Pakistani Army supported deal on Kashmir: Former foreign minister

Thursday, January 20, 2011

NEW DELHI - Ahead of a likely meeting between External Affairs Minister S.M. Krishna and his Pakistani counterpart in Thimphu next month, Pakistan’s former foreign minister Khurshid Mehmood Qureshi Thursday said the Pakistani Army backed the resumption of the peace process and had supported a deal on Kashmir reached through back-channel talks during president Pervez Musharraf’s tenure.

“Contrary to perceptions in some quarters, the Army is not an obstacle to peace with India,” Kasuri said at a lecture “Evolution of India-Pakistan relations in first decade of 21st century” organised by the Indian Council for World Affairs (ICWA), the foreign ministry’s think tank, at the Sapru House.

The Pakistani Army supports the peace process between India and Pakistan and is in favour of continuing the back-channel talks, Kasuri added.

Kasuri underlined that the back-channel talks during the reign of then President Pervez Musharraf 2004-2007 had made enormous progress and stressed that the two sides had reached an “amicable agreement” on Jammu and Kashmir, Sir Creek and the Siachen glacier - the three main points of dispute between the neighbours.

“Such was the degree of progress on Sir Creek that they could be signed anytime. The two countries had agreed to a schedule for disengagement (of their military personnel) from the Siachen glacier,” he said.

Alluding to back-channel talks for three years during that period, Kasuri said the two governments had at last agreed by the end of 2006 to a settlement of the Kashmir issue.

This settlement, he said, involved making the Line of Control dividing the two halves of Kashmir irrelevant for the movement of people and trade.

This settlement, Kasuri disclosed, had the support of all the stakeholders, including the Pakistani Army.

Significantly, Kasuri’s remarks on the support of the Pakistan Army for the resumption of the peace process comes ahead of the meeting between Foreign Secretary Nirupama Rao and her Pakistani counterpart Salman Bashir in Thimphu, likely Feb 6.

The two foreign secretaries are expected to set the agenda for talks between Krishna and his Pakistani counterpart Shah Mehmood Qureshi on the sidelines of the meeting of foreign ministers of South Asian Association for Regional Cooperation (SAARC) countries.

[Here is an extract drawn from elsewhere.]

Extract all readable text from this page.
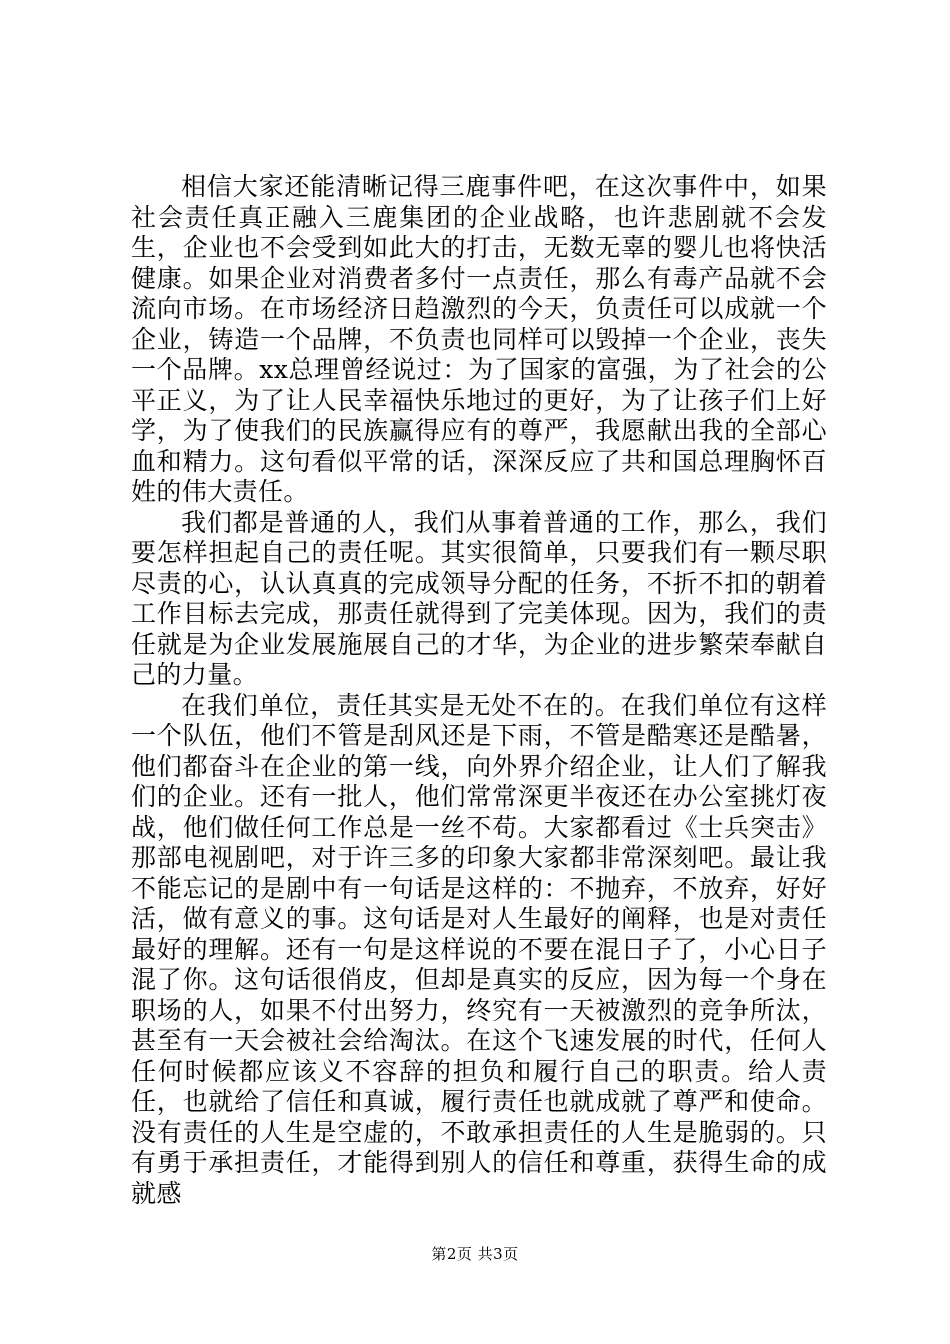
相信大家还能清晰记得三鹿事件吧，在这次事件中，如果社会责任真正融入三鹿集团的企业战略，也许悲剧就不会发生，企业也不会受到如此大的打击，无数无辜的婴儿也将快活健康。如果企业对消费者多付一点责任，那么有毒产品就不会流向市场。在市场经济日趋激烈的今天，负责任可以成就一个企业，铸造一个品牌，不负责也同样可以毁掉一个企业，丧失一个品牌。xx总理曾经说过：为了国家的富强，为了社会的公平正义，为了让人民幸福快乐地过的更好，为了让孩子们上好学，为了使我们的民族赢得应有的尊严，我愿献出我的全部心血和精力。这句看似平常的话，深深反应了共和国总理胸怀百姓的伟大责任。

我们都是普通的人，我们从事着普通的工作，那么，我们要怎样担起自己的责任呢。其实很简单，只要我们有一颗尽职尽责的心，认认真真的完成领导分配的任务，不折不扣的朝着工作目标去完成，那责任就得到了完美体现。因为，我们的责任就是为企业发展施展自己的才华，为企业的进步繁荣奉献自己的力量。

在我们单位，责任其实是无处不在的。在我们单位有这样一个队伍，他们不管是刮风还是下雨，不管是酷寒还是酷暑，他们都奋斗在企业的第一线，向外界介绍企业，让人们了解我们的企业。还有一批人，他们常常深更半夜还在办公室挑灯夜战，他们做任何工作总是一丝不苟。大家都看过《士兵突击》那部电视剧吧，对于许三多的印象大家都非常深刻吧。最让我不能忘记的是剧中有一句话是这样的：不抛弃，不放弃，好好活，做有意义的事。这句话是对人生最好的阐释，也是对责任最好的理解。还有一句是这样说的不要在混日子了，小心日子混了你。这句话很俏皮，但却是真实的反应，因为每一个身在职场的人，如果不付出努力，终究有一天被激烈的竞争所汰，甚至有一天会被社会给淘汰。在这个飞速发展的时代，任何人任何时候都应该义不容辞的担负和履行自己的职责。给人责任，也就给了信任和真诚，履行责任也就成就了尊严和使命。没有责任的人生是空虚的，不敢承担责任的人生是脆弱的。只有勇于承担责任，才能得到别人的信任和尊重，获得生命的成就感

第2页 共3页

The Bhutan meeting is likely to be a precursor to the visit by Qureshi to India later this year.

The last meeting between the two foreign ministers in Islamabad July 15 last year broke down in bitter mutual recriminations. Pakistan accused India of trying to make the dialogue terror-centric, while India blamed Islamabad for wrecking the talks by setting an unrealistic timeline for resolving complex issues like Jammu and Kashmir.

India suspected the hand of the Pakistani Army behind the failed talks.

Defying sceptics, Kasuri stressed that he strongly believed in the possibility of lasting peace between India and Pakistan, but asked New Delhi to show some flexibility.

“Peace with honour is not only in the interests of Pakistan but can also be sold to the people of Pakistan. If India shows flexibility, Pakistan will reciprocate in full measure,” he said. He stressed on the fact that all sections of society in Pakistan wanted peace with India, but “with honour”.

The talk was chaired by Mani Shankar Aiyar, MP and former minister, who was a batchmate of Kasuri at Cambridge University. A former diplomat, he has also served as consul general in Karachi. Kasuri had come here at the invitation of Aiyar.